Seppure il suo ruolo sia decisamente meno centrale nel racconto, anche il padre di Huck potrebbe essere definito un irrazionale dio-fantasma: irrazionale nei suoi ragionamenti, spesso dettati dall’alcool, come il famoso discorso sul governo, coerente nella sua irrazionalità:
Call this a govment! why, just look at it and see what it’s like. Here’s the law a-standing ready to take a man’s son away from him – a man’s own son, which he has had all the trouble and all the anxiety and all the expense of raising. Yes, just as that man has got that son raised at last, and ready to go to work and begin to do suthin’ for him and give him a rest, the law up and goes for him. And they call that govment! That ain’t all, nuther. The law backs that old Judge Thatcher up and helps him to keep me out o’ my property. […] A man can’t get his rights in a govment like this. Sometimes I’ve a mighty notion to just leave the country for good and all. […] Says I, for two cents I’d leave the blamed country and never come anear it agin. Them’s the very words.31
Dio-fantasma perché, pur non essendo quasi mai presente nella vita del figlio, per Huck è una figura onnipotente che incombe nella sua quotidianità, è uno dei pensieri fissi che lo accompagna anche una volta fuggito dal villaggio. A differenza di Jack Torrance, la figura paterna qui delineata non ha proprio nulla di positivo. È vero che nel breve periodo in cui Huck vive con lui nella capanna vicino al fiume si sente più libero, ma solo perché l’alternativa è quella di essere civilizzato dalla vedova Douglas o fare parte della banda di Tom Sawyer, due ambienti in cui vigono sempre e comunque delle regole. Non è certo per affetto verso il padre che resta con lui, tant’è vero che non passerà molto tempo che Huck fuggirà anche da questa situazione. E nel momento in cui, nascosto nel bosco, vede passare un battello sul fiume, con a bordo gente, tra cui suo padre, alla ricerca del suo corpo esanime, non viene forse l’idea che quel padre, che sembra così preoccupato e addolorato per la sorte del figlio, non sia invece più ansioso di localizzare il suo cadavere per mettere le mani sui seimila dollari che possiede?

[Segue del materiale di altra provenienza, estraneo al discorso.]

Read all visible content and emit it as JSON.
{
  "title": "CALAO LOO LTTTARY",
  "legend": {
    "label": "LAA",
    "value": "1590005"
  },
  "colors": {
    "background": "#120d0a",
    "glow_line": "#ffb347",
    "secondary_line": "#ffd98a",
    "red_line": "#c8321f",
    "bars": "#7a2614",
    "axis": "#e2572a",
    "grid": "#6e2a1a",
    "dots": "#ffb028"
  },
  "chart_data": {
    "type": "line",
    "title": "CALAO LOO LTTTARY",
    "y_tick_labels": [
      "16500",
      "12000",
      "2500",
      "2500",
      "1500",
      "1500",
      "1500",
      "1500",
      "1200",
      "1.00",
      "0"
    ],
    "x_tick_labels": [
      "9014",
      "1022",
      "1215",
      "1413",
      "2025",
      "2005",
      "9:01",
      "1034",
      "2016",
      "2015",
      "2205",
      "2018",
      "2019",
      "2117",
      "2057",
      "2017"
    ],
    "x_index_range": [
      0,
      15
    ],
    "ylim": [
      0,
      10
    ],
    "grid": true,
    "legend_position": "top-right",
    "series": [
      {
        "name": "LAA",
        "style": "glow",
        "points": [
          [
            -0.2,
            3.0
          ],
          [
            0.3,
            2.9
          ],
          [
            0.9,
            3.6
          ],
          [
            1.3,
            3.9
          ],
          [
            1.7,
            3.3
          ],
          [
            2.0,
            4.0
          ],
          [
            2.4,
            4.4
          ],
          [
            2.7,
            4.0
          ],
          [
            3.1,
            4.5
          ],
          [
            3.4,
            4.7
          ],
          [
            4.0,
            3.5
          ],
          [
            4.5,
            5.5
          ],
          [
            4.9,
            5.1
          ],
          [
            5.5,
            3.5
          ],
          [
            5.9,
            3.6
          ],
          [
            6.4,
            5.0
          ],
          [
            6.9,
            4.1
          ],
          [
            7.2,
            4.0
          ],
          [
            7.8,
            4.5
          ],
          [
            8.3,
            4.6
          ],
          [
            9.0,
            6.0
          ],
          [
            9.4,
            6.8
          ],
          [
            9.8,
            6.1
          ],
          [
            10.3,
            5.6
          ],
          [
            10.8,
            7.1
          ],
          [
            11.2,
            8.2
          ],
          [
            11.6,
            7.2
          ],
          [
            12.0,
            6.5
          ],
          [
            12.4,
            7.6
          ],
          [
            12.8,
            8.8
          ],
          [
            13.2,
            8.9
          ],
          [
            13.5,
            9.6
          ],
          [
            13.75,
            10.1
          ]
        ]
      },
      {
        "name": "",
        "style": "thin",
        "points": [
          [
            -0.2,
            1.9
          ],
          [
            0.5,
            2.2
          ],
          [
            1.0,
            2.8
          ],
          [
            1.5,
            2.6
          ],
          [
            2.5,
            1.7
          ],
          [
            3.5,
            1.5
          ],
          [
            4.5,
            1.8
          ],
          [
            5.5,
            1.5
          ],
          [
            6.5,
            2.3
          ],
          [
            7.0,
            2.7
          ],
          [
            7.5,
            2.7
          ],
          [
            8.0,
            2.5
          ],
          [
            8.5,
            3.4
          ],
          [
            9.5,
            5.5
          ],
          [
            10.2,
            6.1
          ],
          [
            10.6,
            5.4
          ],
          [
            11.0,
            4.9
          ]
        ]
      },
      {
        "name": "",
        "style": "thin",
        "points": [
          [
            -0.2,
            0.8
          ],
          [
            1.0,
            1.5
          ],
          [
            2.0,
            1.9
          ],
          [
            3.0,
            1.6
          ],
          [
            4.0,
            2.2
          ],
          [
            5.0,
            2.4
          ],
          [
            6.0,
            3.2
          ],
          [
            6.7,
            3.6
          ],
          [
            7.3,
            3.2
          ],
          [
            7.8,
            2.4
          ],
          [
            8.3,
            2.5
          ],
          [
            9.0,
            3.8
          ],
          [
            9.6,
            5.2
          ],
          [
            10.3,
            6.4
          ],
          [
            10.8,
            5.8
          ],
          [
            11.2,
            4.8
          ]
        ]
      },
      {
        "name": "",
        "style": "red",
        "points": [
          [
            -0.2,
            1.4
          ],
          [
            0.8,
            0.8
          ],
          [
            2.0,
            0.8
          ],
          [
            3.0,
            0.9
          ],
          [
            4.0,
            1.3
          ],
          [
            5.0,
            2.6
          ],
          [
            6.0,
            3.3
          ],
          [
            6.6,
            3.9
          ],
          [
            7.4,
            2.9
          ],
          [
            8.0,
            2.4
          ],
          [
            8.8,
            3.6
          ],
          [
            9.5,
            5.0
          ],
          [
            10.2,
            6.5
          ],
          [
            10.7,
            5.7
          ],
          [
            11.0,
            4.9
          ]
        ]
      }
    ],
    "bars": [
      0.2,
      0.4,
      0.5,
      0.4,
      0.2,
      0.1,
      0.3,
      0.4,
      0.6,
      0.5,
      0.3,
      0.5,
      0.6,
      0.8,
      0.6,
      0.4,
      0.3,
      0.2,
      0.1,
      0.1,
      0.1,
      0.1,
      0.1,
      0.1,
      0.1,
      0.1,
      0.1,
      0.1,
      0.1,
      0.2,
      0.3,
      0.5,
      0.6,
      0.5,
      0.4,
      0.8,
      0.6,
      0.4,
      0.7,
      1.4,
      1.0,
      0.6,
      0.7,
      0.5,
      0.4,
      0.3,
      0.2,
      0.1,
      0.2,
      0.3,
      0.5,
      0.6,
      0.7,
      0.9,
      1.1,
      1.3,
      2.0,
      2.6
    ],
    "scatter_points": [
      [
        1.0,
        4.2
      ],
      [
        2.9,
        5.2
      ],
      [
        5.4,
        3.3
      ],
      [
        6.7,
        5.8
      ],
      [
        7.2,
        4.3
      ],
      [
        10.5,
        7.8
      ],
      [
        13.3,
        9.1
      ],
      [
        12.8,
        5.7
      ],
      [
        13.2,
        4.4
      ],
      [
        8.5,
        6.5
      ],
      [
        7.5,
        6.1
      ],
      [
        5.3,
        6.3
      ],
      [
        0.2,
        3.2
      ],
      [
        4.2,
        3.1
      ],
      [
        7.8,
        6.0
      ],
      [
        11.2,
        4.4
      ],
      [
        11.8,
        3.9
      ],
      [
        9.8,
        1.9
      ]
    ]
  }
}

Infine, quando Huck scopre che il padre è morto, che quel cadavere scoperto sulla casa galleggiante sul Mississippi è proprio quello del dio-fantasma, ha forse qualche reazione forte nell’apprendere la notizia? No, anzi non ha proprio alcuna reazione, quasi a volere, questa volta sì, esorcizzare la figura più terribile e terrorizzante della sua vita.
È interessante notare come da questi confronti emergano affinità meta e intraletterarie tra le vite di Mark Twain, Stephen King e dei due personaggi dei loro romanzi. Il grande mare della letteratura crea di questi intrecci, così che ad esempio le stesse esperienze vissute da Huckleberry Finn trovano corrispondenze nel vissuto di Danny Torrance e Stephen King. Quest’ultimo non è estraneo a esperimenti di questo tipo, tanto che nella sua opera maggiore, il ciclo della Torre Nera, compare egli stesso nelle vesti di personaggio della vicenda, nell’atto di scrivere proprio la storia che sta narrando. Non mi stupirebbe se durante la stesura di Shining il nostro autore, oltre alle vicende personali, avesse ben presenti nella mente le peripezie di Huckleberry Finn.